Of course, there was no answer; why would Henry answer? Oscar wasn’t expecting an answer – besides, he knew the answer already, so instead of shouting questions up the stairs, Oscar was now intent on writing answers down on the blank sheet of paper on the table in front of him.

The gush of water, a torrent, a cascade… thus is the soul expunged of all its dirt and shadows. It is a metaphysical flushing of the toilet. A purging of the soul.

Henry’s soul needed cleansing. For too long he had submerged his soul in the murky waters of Didsbury Girls – a stagnant pool. Above the surface of the water he would have seen the sun tipping the seed heads of the grass and the fronds of the ferns, but he didn’t climb out onto the bank of the pond. He didn’t think he could. He thought the sun would burn him, that the bright light of the soft summer’s day…

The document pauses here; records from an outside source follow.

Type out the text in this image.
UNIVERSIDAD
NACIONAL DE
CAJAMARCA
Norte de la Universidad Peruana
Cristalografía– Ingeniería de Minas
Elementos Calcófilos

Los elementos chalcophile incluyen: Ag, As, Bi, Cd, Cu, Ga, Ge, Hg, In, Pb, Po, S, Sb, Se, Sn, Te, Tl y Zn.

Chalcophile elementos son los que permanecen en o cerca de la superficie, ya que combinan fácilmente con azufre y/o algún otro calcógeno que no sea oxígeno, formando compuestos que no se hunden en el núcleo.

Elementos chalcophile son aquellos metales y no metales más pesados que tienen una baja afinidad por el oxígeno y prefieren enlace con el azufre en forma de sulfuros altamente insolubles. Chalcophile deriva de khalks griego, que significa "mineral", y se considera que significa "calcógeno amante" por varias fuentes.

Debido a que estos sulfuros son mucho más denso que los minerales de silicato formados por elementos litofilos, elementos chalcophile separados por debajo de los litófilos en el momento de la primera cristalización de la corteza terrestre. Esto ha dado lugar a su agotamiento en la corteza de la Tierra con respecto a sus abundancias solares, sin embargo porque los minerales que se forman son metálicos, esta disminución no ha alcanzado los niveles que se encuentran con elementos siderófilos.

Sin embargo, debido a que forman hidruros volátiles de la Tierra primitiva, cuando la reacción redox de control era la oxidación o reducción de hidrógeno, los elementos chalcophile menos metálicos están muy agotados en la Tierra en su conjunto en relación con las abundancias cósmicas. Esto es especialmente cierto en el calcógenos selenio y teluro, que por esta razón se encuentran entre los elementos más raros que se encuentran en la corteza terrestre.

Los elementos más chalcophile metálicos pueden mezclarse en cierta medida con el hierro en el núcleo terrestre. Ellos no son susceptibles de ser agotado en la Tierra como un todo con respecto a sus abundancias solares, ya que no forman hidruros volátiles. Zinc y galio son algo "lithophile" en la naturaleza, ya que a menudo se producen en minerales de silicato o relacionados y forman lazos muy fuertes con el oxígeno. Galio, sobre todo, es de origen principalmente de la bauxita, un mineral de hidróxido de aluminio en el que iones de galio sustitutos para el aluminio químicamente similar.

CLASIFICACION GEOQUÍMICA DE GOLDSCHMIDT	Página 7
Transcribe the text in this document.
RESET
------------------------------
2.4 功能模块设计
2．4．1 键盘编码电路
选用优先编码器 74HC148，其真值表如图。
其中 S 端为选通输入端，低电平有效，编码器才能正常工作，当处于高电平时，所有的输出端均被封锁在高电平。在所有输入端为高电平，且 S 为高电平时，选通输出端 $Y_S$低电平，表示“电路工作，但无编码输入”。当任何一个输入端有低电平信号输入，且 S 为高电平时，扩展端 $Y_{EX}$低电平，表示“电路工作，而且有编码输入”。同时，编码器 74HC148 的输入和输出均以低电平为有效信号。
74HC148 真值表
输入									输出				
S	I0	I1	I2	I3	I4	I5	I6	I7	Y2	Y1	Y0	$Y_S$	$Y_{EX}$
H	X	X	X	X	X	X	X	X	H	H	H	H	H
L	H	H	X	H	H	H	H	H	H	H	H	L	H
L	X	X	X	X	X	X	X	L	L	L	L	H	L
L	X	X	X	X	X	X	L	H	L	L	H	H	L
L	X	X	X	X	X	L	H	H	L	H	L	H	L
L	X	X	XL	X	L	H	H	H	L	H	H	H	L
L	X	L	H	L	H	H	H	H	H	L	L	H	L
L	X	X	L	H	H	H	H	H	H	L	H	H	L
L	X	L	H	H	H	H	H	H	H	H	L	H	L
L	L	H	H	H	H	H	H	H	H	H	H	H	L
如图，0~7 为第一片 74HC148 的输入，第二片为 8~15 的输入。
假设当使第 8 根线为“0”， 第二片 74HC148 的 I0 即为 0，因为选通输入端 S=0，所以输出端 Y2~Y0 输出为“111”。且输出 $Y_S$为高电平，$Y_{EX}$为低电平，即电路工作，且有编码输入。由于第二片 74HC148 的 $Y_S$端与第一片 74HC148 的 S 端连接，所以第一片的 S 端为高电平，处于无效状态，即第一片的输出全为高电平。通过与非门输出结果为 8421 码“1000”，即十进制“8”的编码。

Oscar wasn’t sure about this extended metaphor. Besides, it was an awful way to start off a novel – and besides he hated metaphors. And besides, they give people the wrong idea, metaphors in general, and this metaphor in particular – the idea that in some way, Henry’s life is beautiful. It isn’t. At least, it is no more beautiful than his. At least, beauty didn’t come into it.

Abandoning the metaphor, Oscar was still under the spell of the sound of the toilet flushing – it just flushed again. Why is the toilet flushing? If it isn’t a metaphor and represents nothing but itself, why does it hold so much meaning?

Captured by the image of the flushing of a toilet, Oscar considered the blank page.